You choose. This is however #1
Let’s go with marriage. I loved the idea, I wanted it, I was going to create happy families….it was a BIG deal for me. Right up until the time I was actually married, both times. I have quipped before that I am great at the getting married bit, the after part, not so much.
I was that woman that men talk about, that Beyonce has sung about, that I now would far rather pretend I was not. The one who, contrary to so much else about me, believed somewhere deep down that 2.2 children and white picket fences were the answer to happiness. I got married in red in or around a YMCA in London, no end to my glamour and class, I got married in purple in a stunning Prague building.
Two men who couldn’t possibly be more different.
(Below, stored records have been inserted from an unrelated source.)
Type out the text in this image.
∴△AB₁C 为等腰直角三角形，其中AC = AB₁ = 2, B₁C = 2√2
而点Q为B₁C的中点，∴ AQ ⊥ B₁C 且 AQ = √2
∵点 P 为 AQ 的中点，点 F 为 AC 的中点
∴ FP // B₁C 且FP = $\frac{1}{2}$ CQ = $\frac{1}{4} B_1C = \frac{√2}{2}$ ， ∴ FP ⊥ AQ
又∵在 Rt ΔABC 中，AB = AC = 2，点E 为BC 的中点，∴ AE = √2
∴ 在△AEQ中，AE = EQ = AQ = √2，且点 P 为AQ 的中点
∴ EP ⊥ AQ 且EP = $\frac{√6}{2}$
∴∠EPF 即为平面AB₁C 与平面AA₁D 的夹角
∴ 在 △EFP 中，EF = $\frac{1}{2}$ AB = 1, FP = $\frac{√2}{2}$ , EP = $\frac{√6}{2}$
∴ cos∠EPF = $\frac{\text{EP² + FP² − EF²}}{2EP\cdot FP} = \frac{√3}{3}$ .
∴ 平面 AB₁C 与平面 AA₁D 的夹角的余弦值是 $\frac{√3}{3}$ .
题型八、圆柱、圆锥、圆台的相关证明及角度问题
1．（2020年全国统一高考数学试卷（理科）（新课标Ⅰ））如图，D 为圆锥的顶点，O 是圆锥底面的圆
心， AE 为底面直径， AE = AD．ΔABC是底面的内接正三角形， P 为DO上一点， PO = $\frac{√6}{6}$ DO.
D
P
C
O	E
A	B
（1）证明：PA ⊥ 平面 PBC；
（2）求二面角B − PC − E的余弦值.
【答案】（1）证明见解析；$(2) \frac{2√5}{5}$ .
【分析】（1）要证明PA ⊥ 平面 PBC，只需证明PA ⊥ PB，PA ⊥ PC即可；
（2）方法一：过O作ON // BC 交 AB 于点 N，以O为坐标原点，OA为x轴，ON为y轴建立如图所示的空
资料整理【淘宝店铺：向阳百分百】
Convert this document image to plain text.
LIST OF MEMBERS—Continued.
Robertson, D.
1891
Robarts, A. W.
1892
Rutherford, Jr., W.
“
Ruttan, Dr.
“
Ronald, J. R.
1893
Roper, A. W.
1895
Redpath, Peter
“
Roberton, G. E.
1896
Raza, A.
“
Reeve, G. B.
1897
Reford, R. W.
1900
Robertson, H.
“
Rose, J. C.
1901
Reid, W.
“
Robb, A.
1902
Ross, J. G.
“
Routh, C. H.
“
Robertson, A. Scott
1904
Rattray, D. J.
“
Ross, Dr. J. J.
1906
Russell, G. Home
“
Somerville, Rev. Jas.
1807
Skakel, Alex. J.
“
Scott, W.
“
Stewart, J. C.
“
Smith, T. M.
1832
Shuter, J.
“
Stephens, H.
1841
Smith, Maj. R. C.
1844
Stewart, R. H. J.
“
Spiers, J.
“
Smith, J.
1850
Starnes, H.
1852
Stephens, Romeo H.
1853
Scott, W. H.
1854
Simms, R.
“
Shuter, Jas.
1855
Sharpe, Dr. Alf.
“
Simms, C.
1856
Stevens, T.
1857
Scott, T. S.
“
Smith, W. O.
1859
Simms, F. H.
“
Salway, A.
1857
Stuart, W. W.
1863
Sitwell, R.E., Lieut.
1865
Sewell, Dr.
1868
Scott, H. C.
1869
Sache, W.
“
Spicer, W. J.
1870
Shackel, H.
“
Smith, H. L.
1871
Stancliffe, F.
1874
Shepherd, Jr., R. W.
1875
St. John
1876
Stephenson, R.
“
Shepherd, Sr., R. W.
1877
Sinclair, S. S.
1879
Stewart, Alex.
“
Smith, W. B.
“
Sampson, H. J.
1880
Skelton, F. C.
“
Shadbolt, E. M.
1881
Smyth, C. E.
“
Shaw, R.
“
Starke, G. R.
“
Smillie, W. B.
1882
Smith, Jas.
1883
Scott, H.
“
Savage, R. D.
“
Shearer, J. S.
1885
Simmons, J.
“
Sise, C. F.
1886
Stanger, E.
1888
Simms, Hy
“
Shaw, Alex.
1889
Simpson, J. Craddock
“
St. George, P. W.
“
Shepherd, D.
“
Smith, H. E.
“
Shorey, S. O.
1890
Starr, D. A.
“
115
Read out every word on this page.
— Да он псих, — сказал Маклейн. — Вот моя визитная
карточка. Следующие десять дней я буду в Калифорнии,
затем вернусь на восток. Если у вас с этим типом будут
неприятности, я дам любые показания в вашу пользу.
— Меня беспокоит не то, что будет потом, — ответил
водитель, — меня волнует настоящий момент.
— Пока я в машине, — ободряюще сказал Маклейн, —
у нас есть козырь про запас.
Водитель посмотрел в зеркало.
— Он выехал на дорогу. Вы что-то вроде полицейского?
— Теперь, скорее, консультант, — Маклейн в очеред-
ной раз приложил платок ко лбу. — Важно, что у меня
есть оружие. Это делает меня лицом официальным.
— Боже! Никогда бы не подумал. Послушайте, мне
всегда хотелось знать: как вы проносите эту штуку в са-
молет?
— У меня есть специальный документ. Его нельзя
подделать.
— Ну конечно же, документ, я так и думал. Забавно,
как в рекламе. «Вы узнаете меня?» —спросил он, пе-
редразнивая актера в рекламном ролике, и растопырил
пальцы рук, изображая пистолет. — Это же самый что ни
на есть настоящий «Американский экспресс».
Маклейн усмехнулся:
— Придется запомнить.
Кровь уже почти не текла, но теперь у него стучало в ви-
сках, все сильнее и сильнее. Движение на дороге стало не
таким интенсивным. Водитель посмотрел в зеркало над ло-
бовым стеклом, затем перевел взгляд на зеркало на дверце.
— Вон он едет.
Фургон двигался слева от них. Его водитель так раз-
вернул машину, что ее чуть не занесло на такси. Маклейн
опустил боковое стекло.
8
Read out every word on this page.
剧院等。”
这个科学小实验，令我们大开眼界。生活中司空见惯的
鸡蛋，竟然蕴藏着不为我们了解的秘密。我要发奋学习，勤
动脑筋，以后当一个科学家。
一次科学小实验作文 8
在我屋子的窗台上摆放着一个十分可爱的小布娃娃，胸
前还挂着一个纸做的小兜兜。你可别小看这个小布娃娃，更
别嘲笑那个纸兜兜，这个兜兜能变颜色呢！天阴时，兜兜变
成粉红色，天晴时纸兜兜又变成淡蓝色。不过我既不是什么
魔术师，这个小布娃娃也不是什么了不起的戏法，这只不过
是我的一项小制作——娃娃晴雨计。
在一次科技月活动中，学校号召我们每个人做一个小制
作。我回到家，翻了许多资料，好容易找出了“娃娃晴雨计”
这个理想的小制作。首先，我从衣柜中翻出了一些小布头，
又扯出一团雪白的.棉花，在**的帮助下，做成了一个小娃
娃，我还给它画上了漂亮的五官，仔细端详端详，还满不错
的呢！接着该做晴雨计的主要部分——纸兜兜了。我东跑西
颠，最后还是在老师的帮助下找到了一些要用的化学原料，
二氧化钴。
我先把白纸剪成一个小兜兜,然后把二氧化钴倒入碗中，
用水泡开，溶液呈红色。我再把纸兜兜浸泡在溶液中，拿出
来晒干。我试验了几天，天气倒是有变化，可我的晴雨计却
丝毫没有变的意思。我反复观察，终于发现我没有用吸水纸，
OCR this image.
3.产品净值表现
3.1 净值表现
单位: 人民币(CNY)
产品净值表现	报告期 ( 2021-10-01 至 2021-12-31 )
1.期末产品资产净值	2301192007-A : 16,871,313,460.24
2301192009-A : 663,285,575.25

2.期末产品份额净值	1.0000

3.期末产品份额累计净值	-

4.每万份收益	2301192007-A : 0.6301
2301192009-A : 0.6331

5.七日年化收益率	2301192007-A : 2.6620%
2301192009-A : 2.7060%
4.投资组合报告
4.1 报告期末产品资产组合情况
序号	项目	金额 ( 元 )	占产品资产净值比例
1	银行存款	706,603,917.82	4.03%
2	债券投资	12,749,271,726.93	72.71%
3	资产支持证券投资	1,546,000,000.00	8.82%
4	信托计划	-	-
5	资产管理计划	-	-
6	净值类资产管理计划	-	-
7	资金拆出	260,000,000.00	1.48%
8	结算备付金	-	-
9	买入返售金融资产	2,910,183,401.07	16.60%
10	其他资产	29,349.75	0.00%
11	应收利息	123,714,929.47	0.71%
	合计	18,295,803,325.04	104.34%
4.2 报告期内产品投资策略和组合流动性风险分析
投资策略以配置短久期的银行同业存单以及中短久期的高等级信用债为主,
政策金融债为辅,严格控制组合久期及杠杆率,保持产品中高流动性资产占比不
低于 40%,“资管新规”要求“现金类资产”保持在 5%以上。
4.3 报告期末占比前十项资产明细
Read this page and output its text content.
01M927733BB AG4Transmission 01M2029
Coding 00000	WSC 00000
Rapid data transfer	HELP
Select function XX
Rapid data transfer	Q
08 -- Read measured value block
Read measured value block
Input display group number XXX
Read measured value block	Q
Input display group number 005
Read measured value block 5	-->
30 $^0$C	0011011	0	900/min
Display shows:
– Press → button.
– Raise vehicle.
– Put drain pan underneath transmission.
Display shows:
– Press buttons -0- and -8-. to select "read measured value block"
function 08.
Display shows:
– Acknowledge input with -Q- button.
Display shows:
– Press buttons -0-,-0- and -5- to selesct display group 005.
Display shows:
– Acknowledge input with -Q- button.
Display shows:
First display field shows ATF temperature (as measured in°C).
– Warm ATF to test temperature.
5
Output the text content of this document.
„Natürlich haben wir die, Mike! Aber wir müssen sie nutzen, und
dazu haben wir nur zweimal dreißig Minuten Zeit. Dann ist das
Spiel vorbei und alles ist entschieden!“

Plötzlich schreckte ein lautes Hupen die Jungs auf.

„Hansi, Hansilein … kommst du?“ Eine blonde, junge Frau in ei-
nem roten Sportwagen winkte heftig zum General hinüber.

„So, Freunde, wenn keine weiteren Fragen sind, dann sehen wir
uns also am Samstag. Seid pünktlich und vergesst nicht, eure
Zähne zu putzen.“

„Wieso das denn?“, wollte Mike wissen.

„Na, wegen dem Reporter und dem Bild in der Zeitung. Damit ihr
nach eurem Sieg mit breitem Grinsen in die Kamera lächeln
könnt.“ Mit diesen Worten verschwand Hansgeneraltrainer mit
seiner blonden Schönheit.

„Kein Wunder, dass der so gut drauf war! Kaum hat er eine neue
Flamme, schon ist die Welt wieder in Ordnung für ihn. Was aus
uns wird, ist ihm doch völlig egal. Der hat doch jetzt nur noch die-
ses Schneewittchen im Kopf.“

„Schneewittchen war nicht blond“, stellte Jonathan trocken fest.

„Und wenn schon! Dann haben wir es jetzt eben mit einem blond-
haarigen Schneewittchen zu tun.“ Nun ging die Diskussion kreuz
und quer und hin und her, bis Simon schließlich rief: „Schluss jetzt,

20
One a soldier and a failed hit man – as a friend once said, in this case failure was actually success. The other a conventional, conservative, gentle man. And then there was the one who wouldn’t marry me, believing the best way to convey that news was via the travel agent who called to express their regret that we had cancelled our wedding abroad.
It took me all three of those to realise that the common denominator in it not working was me. The were all vastly different men, the circumstances were worlds apart, I was in many ways a different person each time. Except for that embarrassing, semi hidden deep rooted part of me; the one that craved the conventionality, the security, the ‘fix’ of marriage and perceived acceptance. It took 3 goes and copious amounts of therapy to finally hang up my wedding dresses.
Because in marriage, I suffocate. I slowly feel the life draining out of me, the restriction becomes all encompassing, the joy seeps out of me. Husband #1 actually felt the same way so we had a celebration break up dinner and clearly the one that got away felt it in advance. I don’t believe husband #2 was happy either, but then I am not sure what happy is for him. That one got to me – third time lucky my arse. Even my wonderful, wonderful therapist at the time of the last break up told me to just stop. People are quite shocked when I tell them her words which were along the lines of ‘don’t do it again. Just, no’ but she was absolutely right.